Life is full of contradictions! I have said often that you can’t teach mentoring through a lecture. People need to actually experience the love, care, and interest of someone walking with them in their journey to becoming what they were meant to be in Christ. But here I am promoting a video course on spiritual mentoring. In our second venture into microlearning with our BGST friends, we are offering a microleaning course on Spiritual Mentoring. It will consist of 12 segments of about 10 minutes each. As with our other micro-learning course on Spiritual Friendship, you can learn at your own pace, 10 minutes at a time.
I realise that there is still value in a video course like this for various groups of people.
First, there are those who are already practitioners. This video course may help give language to what they are doing. There is a lot of good material out there. I hope this is one more. My hope is that folks will improve on what is presented here. Mentoring is so key to spiritual formation we need to be looking at how we can do it better all the time.
Second, there are groups and individuals who want to start mentoring programmes. Often, there is a call to those who want to be mentored and to those who want to mentor. Then those organising this try to match up mentors and mentorees. Too often this has led to disaster as there is no explicit understanding as to what is mentoring and what are the qualities of good mentors and mentorees. Mismatched expectations have led to conflict and disillusionment, with some backing off from being mentors or being mentored. If organisers, potential mentors, and potential mentorees were to go through our video course, there could at least be the beginnings of a common understanding.

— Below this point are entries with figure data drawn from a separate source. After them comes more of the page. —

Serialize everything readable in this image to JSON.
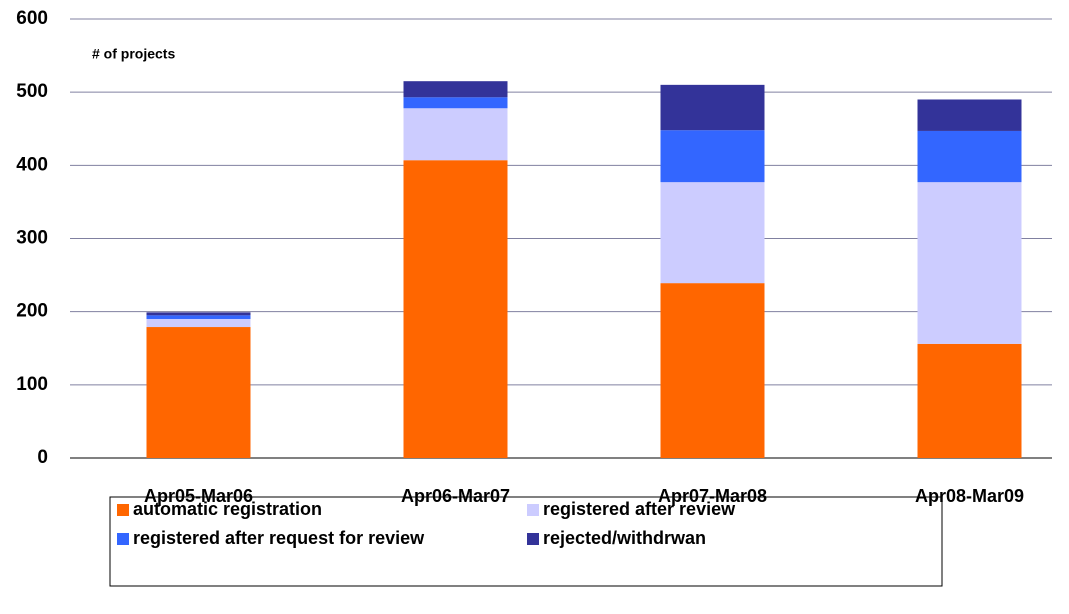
{
  "chart_data": {
    "type": "stacked_bar",
    "y_label": "# of projects",
    "categories": [
      "Apr05-Mar06",
      "Apr06-Mar07",
      "Apr07-Mar08",
      "Apr08-Mar09"
    ],
    "series": [
      {
        "name": "automatic registration",
        "color": "#ff6600",
        "values": [
          179,
          407,
          239,
          156
        ]
      },
      {
        "name": "registered after review",
        "color": "#ccccff",
        "values": [
          11,
          71,
          138,
          221
        ]
      },
      {
        "name": "registered after request for review",
        "color": "#3366ff",
        "values": [
          5,
          15,
          71,
          70
        ]
      },
      {
        "name": "rejected/withdrwan",
        "color": "#333399",
        "values": [
          4,
          22,
          62,
          43
        ]
      }
    ],
    "ylim": [
      0,
      600
    ],
    "yticks": [
      0,
      100,
      200,
      300,
      400,
      500,
      600
    ],
    "grid": true
  }
}
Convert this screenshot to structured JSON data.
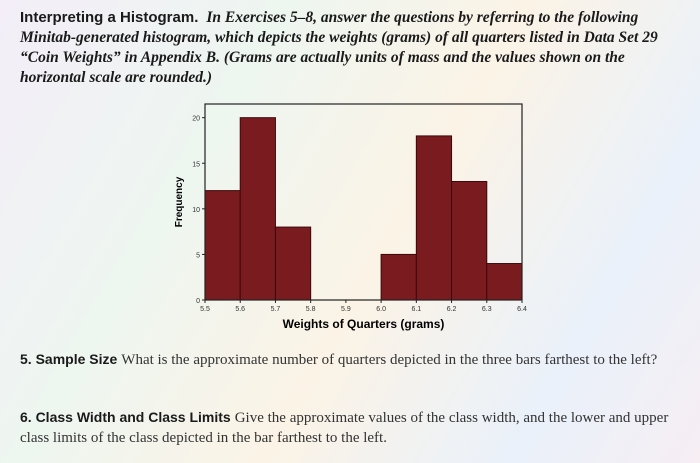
{
  "header": {
    "label": "Interpreting a Histogram.",
    "text": "In Exercises 5–8, answer the questions by referring to the following Minitab-generated histogram, which depicts the weights (grams) of all quarters listed in Data Set 29 “Coin Weights” in Appendix B. (Grams are actually units of mass and the values shown on the horizontal scale are rounded.)"
  },
  "chart_data": {
    "type": "histogram",
    "x_label": "Weights of Quarters (grams)",
    "y_label": "Frequency",
    "bins": [
      5.5,
      5.6,
      5.7,
      5.8,
      5.9,
      6.0,
      6.1,
      6.2,
      6.3,
      6.4
    ],
    "values": [
      12,
      20,
      8,
      0,
      0,
      5,
      18,
      13,
      4
    ],
    "color": "#7a1b1f",
    "xlim": [
      5.5,
      6.4
    ],
    "ylim": [
      0,
      21.5
    ],
    "xticks": [
      5.5,
      5.6,
      5.7,
      5.8,
      5.9,
      {
        "value": 6,
        "label": "6.0"
      },
      6.1,
      6.2,
      6.3,
      6.4
    ],
    "yticks": [
      0,
      5,
      10,
      15,
      20
    ]
  },
  "questions": [
    {
      "label": "5. Sample Size",
      "text": "What is the approximate number of quarters depicted in the three bars farthest to the left?"
    },
    {
      "label": "6. Class Width and Class Limits",
      "text": "Give the approximate values of the class width, and the lower and upper class limits of the class depicted in the bar farthest to the left."
    }
  ]
}
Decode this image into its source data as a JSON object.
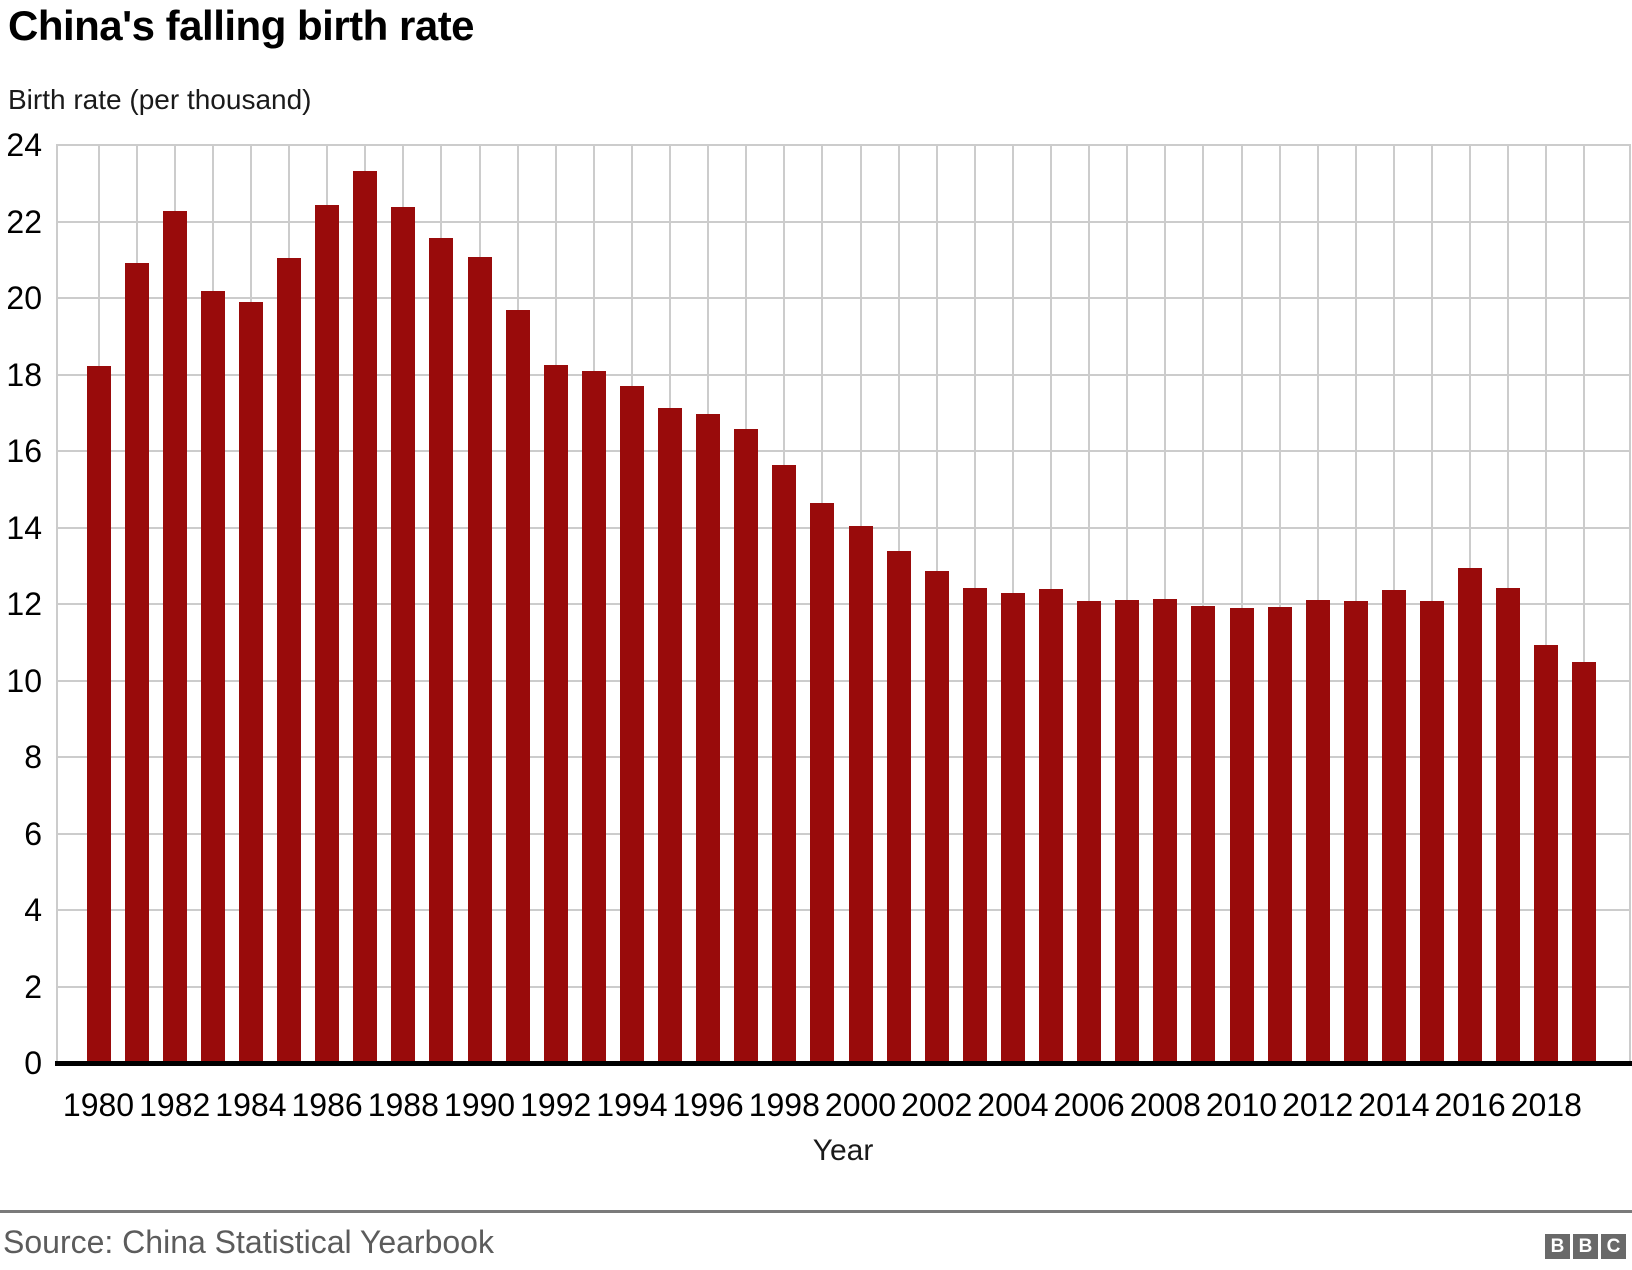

Third, there has been an exponential increase in the number of those who are asking Graceworks to provide training in mentoring. I really enjoy teaching live. But I realise that I will burn out if I were to give the same lectures on mentoring again and again in close succession. One possibility is to direct folks to watch the microlearning course and then spend face-to-face time fielding questions and working out how mentoring can be introduced into a particular community. I don’t believe in a one-size-fits-all approach when helping different groups start their mentoring journeys.
We still believe that mentoring training must have an experiential component. Bernice and I often invite mentor-training groups to our house for dinner so that we can model spiritual friendship. We will continue to do this. We still believe you can’t teach mentoring just by telling people what it is. You need to show it. But we think it is timely that we now have a microleaning course on mentoring as well.
Recently, someone I had the privilege to journey with wrote this:
Mentors are people who help you to be the best version of who God made you to be.
Couldn’t have said it better. By God’s help, this is what I try to do when I mentor. It is my hope that all who seek to do spiritual mentoring have this same goal.